Hanna-Barbera has been milking the Scooby-Doo franchise for a decade and it's time to refresh the property. Having found success with guest stars and, somehow, Scrappy-Doo (really?), HB decides to blend these elements into a new Scooby-Doo series that revolves around a modified Scooby Gang tracking down 13 ghosts released from a Demon Chest Shaggy and Scoob probably thought contained "a crazy cupcake stash."

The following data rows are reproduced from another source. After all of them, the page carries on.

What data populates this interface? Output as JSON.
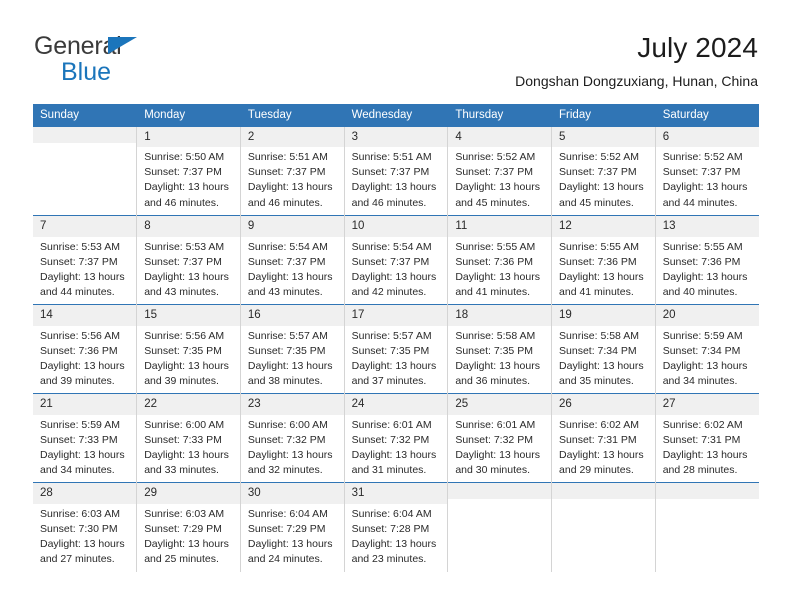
{
  "brand": {
    "line1": "General",
    "line2": "Blue",
    "accent_color": "#1b75bb"
  },
  "header": {
    "title": "July 2024",
    "subtitle": "Dongshan Dongzuxiang, Hunan, China"
  },
  "colors": {
    "header_blue": "#3075b5",
    "daynum_band": "#f0f0f0",
    "cell_border": "#d4d4d4",
    "text": "#2a2a2a"
  },
  "weekday_headers": [
    "Sunday",
    "Monday",
    "Tuesday",
    "Wednesday",
    "Thursday",
    "Friday",
    "Saturday"
  ],
  "weeks": [
    [
      {
        "day": "",
        "empty": true,
        "sunrise": "",
        "sunset": "",
        "daylight_line1": "",
        "daylight_line2": ""
      },
      {
        "day": "1",
        "sunrise": "Sunrise: 5:50 AM",
        "sunset": "Sunset: 7:37 PM",
        "daylight_line1": "Daylight: 13 hours",
        "daylight_line2": "and 46 minutes."
      },
      {
        "day": "2",
        "sunrise": "Sunrise: 5:51 AM",
        "sunset": "Sunset: 7:37 PM",
        "daylight_line1": "Daylight: 13 hours",
        "daylight_line2": "and 46 minutes."
      },
      {
        "day": "3",
        "sunrise": "Sunrise: 5:51 AM",
        "sunset": "Sunset: 7:37 PM",
        "daylight_line1": "Daylight: 13 hours",
        "daylight_line2": "and 46 minutes."
      },
      {
        "day": "4",
        "sunrise": "Sunrise: 5:52 AM",
        "sunset": "Sunset: 7:37 PM",
        "daylight_line1": "Daylight: 13 hours",
        "daylight_line2": "and 45 minutes."
      },
      {
        "day": "5",
        "sunrise": "Sunrise: 5:52 AM",
        "sunset": "Sunset: 7:37 PM",
        "daylight_line1": "Daylight: 13 hours",
        "daylight_line2": "and 45 minutes."
      },
      {
        "day": "6",
        "sunrise": "Sunrise: 5:52 AM",
        "sunset": "Sunset: 7:37 PM",
        "daylight_line1": "Daylight: 13 hours",
        "daylight_line2": "and 44 minutes."
      }
    ],
    [
      {
        "day": "7",
        "sunrise": "Sunrise: 5:53 AM",
        "sunset": "Sunset: 7:37 PM",
        "daylight_line1": "Daylight: 13 hours",
        "daylight_line2": "and 44 minutes."
      },
      {
        "day": "8",
        "sunrise": "Sunrise: 5:53 AM",
        "sunset": "Sunset: 7:37 PM",
        "daylight_line1": "Daylight: 13 hours",
        "daylight_line2": "and 43 minutes."
      },
      {
        "day": "9",
        "sunrise": "Sunrise: 5:54 AM",
        "sunset": "Sunset: 7:37 PM",
        "daylight_line1": "Daylight: 13 hours",
        "daylight_line2": "and 43 minutes."
      },
      {
        "day": "10",
        "sunrise": "Sunrise: 5:54 AM",
        "sunset": "Sunset: 7:37 PM",
        "daylight_line1": "Daylight: 13 hours",
        "daylight_line2": "and 42 minutes."
      },
      {
        "day": "11",
        "sunrise": "Sunrise: 5:55 AM",
        "sunset": "Sunset: 7:36 PM",
        "daylight_line1": "Daylight: 13 hours",
        "daylight_line2": "and 41 minutes."
      },
      {
        "day": "12",
        "sunrise": "Sunrise: 5:55 AM",
        "sunset": "Sunset: 7:36 PM",
        "daylight_line1": "Daylight: 13 hours",
        "daylight_line2": "and 41 minutes."
      },
      {
        "day": "13",
        "sunrise": "Sunrise: 5:55 AM",
        "sunset": "Sunset: 7:36 PM",
        "daylight_line1": "Daylight: 13 hours",
        "daylight_line2": "and 40 minutes."
      }
    ],
    [
      {
        "day": "14",
        "sunrise": "Sunrise: 5:56 AM",
        "sunset": "Sunset: 7:36 PM",
        "daylight_line1": "Daylight: 13 hours",
        "daylight_line2": "and 39 minutes."
      },
      {
        "day": "15",
        "sunrise": "Sunrise: 5:56 AM",
        "sunset": "Sunset: 7:35 PM",
        "daylight_line1": "Daylight: 13 hours",
        "daylight_line2": "and 39 minutes."
      },
      {
        "day": "16",
        "sunrise": "Sunrise: 5:57 AM",
        "sunset": "Sunset: 7:35 PM",
        "daylight_line1": "Daylight: 13 hours",
        "daylight_line2": "and 38 minutes."
      },
      {
        "day": "17",
        "sunrise": "Sunrise: 5:57 AM",
        "sunset": "Sunset: 7:35 PM",
        "daylight_line1": "Daylight: 13 hours",
        "daylight_line2": "and 37 minutes."
      },
      {
        "day": "18",
        "sunrise": "Sunrise: 5:58 AM",
        "sunset": "Sunset: 7:35 PM",
        "daylight_line1": "Daylight: 13 hours",
        "daylight_line2": "and 36 minutes."
      },
      {
        "day": "19",
        "sunrise": "Sunrise: 5:58 AM",
        "sunset": "Sunset: 7:34 PM",
        "daylight_line1": "Daylight: 13 hours",
        "daylight_line2": "and 35 minutes."
      },
      {
        "day": "20",
        "sunrise": "Sunrise: 5:59 AM",
        "sunset": "Sunset: 7:34 PM",
        "daylight_line1": "Daylight: 13 hours",
        "daylight_line2": "and 34 minutes."
      }
    ],
    [
      {
        "day": "21",
        "sunrise": "Sunrise: 5:59 AM",
        "sunset": "Sunset: 7:33 PM",
        "daylight_line1": "Daylight: 13 hours",
        "daylight_line2": "and 34 minutes."
      },
      {
        "day": "22",
        "sunrise": "Sunrise: 6:00 AM",
        "sunset": "Sunset: 7:33 PM",
        "daylight_line1": "Daylight: 13 hours",
        "daylight_line2": "and 33 minutes."
      },
      {
        "day": "23",
        "sunrise": "Sunrise: 6:00 AM",
        "sunset": "Sunset: 7:32 PM",
        "daylight_line1": "Daylight: 13 hours",
        "daylight_line2": "and 32 minutes."
      },
      {
        "day": "24",
        "sunrise": "Sunrise: 6:01 AM",
        "sunset": "Sunset: 7:32 PM",
        "daylight_line1": "Daylight: 13 hours",
        "daylight_line2": "and 31 minutes."
      },
      {
        "day": "25",
        "sunrise": "Sunrise: 6:01 AM",
        "sunset": "Sunset: 7:32 PM",
        "daylight_line1": "Daylight: 13 hours",
        "daylight_line2": "and 30 minutes."
      },
      {
        "day": "26",
        "sunrise": "Sunrise: 6:02 AM",
        "sunset": "Sunset: 7:31 PM",
        "daylight_line1": "Daylight: 13 hours",
        "daylight_line2": "and 29 minutes."
      },
      {
        "day": "27",
        "sunrise": "Sunrise: 6:02 AM",
        "sunset": "Sunset: 7:31 PM",
        "daylight_line1": "Daylight: 13 hours",
        "daylight_line2": "and 28 minutes."
      }
    ],
    [
      {
        "day": "28",
        "sunrise": "Sunrise: 6:03 AM",
        "sunset": "Sunset: 7:30 PM",
        "daylight_line1": "Daylight: 13 hours",
        "daylight_line2": "and 27 minutes."
      },
      {
        "day": "29",
        "sunrise": "Sunrise: 6:03 AM",
        "sunset": "Sunset: 7:29 PM",
        "daylight_line1": "Daylight: 13 hours",
        "daylight_line2": "and 25 minutes."
      },
      {
        "day": "30",
        "sunrise": "Sunrise: 6:04 AM",
        "sunset": "Sunset: 7:29 PM",
        "daylight_line1": "Daylight: 13 hours",
        "daylight_line2": "and 24 minutes."
      },
      {
        "day": "31",
        "sunrise": "Sunrise: 6:04 AM",
        "sunset": "Sunset: 7:28 PM",
        "daylight_line1": "Daylight: 13 hours",
        "daylight_line2": "and 23 minutes."
      },
      {
        "day": "",
        "empty": true,
        "sunrise": "",
        "sunset": "",
        "daylight_line1": "",
        "daylight_line2": ""
      },
      {
        "day": "",
        "empty": true,
        "sunrise": "",
        "sunset": "",
        "daylight_line1": "",
        "daylight_line2": ""
      },
      {
        "day": "",
        "empty": true,
        "sunrise": "",
        "sunset": "",
        "daylight_line1": "",
        "daylight_line2": ""
      }
    ]
  ]
}
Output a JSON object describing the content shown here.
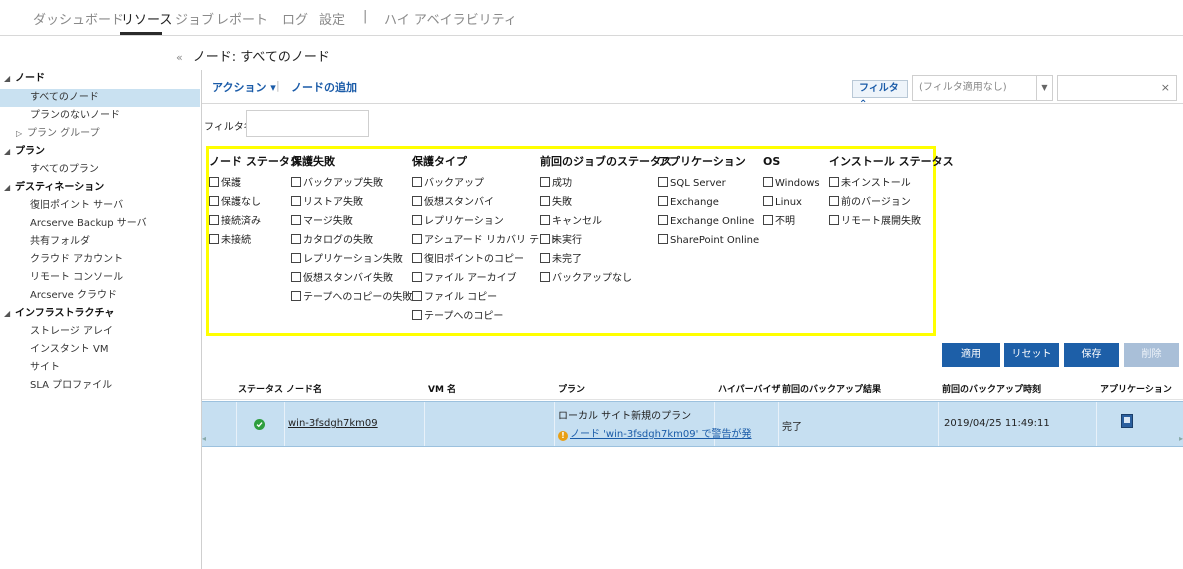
{
  "topnav": {
    "items": [
      "ダッシュボード",
      "リソース",
      "ジョブ",
      "レポート",
      "ログ",
      "設定",
      "|",
      "ハイ アベイラビリティ"
    ]
  },
  "breadcrumb": {
    "collapse": "«",
    "title": "ノード: すべてのノード"
  },
  "sidebar": {
    "nodes": "ノード",
    "all_nodes": "すべてのノード",
    "no_plan_nodes": "プランのないノード",
    "plan_groups": "プラン グループ",
    "plans": "プラン",
    "all_plans": "すべてのプラン",
    "destinations": "デスティネーション",
    "rps": "復旧ポイント サーバ",
    "arcserve_backup": "Arcserve Backup サーバ",
    "shared_folder": "共有フォルダ",
    "cloud_account": "クラウド アカウント",
    "remote_console": "リモート コンソール",
    "arcserve_cloud": "Arcserve クラウド",
    "infrastructure": "インフラストラクチャ",
    "storage_array": "ストレージ アレイ",
    "instant_vm": "インスタント VM",
    "site": "サイト",
    "sla_profile": "SLA プロファイル"
  },
  "toolbar": {
    "action": "アクション ▾",
    "separator": "|",
    "add_node": "ノードの追加",
    "filter": "フィルタ ⌃",
    "filter_select": "(フィルタ適用なし)",
    "clear": "×"
  },
  "filter_name": {
    "label": "フィルタ名",
    "value": ""
  },
  "filter_panel": {
    "columns": [
      {
        "header": "ノード ステータス",
        "options": [
          "保護",
          "保護なし",
          "接続済み",
          "未接続"
        ]
      },
      {
        "header": "保護失敗",
        "options": [
          "バックアップ失敗",
          "リストア失敗",
          "マージ失敗",
          "カタログの失敗",
          "レプリケーション失敗",
          "仮想スタンバイ失敗",
          "テープへのコピーの失敗"
        ]
      },
      {
        "header": "保護タイプ",
        "options": [
          "バックアップ",
          "仮想スタンバイ",
          "レプリケーション",
          "アシュアード リカバリ テスト",
          "復旧ポイントのコピー",
          "ファイル アーカイブ",
          "ファイル コピー",
          "テープへのコピー"
        ]
      },
      {
        "header": "前回のジョブのステータス",
        "options": [
          "成功",
          "失敗",
          "キャンセル",
          "未実行",
          "未完了",
          "バックアップなし"
        ]
      },
      {
        "header": "アプリケーション",
        "options": [
          "SQL Server",
          "Exchange",
          "Exchange Online",
          "SharePoint Online"
        ]
      },
      {
        "header": "OS",
        "options": [
          "Windows",
          "Linux",
          "不明"
        ]
      },
      {
        "header": "インストール ステータス",
        "options": [
          "未インストール",
          "前のバージョン",
          "リモート展開失敗"
        ]
      }
    ]
  },
  "buttons": {
    "apply": "適用",
    "reset": "リセット",
    "save": "保存",
    "delete": "削除"
  },
  "table": {
    "headers": {
      "status": "ステータス",
      "node_name": "ノード名",
      "vm_name": "VM 名",
      "plan": "プラン",
      "hypervisor": "ハイパーバイザ",
      "last_result": "前回のバックアップ結果",
      "last_time": "前回のバックアップ時刻",
      "application": "アプリケーション"
    },
    "rows": [
      {
        "node_name": "win-3fsdgh7km09",
        "plan": "ローカル サイト新規のプラン",
        "warning": "ノード 'win-3fsdgh7km09' で警告が発",
        "result": "完了",
        "time": "2019/04/25 11:49:11"
      }
    ]
  },
  "colors": {
    "accent": "#1d5fa8",
    "highlight": "#ffff00",
    "selected_row": "#c6dff1",
    "status_ok": "#2e9e3e"
  }
}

Rounding out this new crew are Daphne with a fresh bob and a fad-starting short sleeve-over-long sleeve combo, the aforementioned Scrappy and the Master of Scare-amonies, Vincent Price. Now Price pretty much worked like six minutes an episode, letting the youngsters round up the ghosts while I'm guessing he drank vodka tonics and "entertained" whores. But the key ingredient of this series is this little fellow:

When I mentioned the series to my friends on Wednesday, I mistakenly thought the kid's name was Riff Raff, and that he was an Arab orphan with a terribly unfortunate name. The truth is way better. And by "better," I mean kind of racist. See, the kid's name was actually Flim Flam and he was a Mexican con artist. Let that roll around your thoughts for a second.

Just to be clear. In 1984, Hanna-Barbera decided the best way to introduce diversity into Scooby-Doo's all white/canine cast is to give them a Mexican juvenile delinquent with a talent for lying.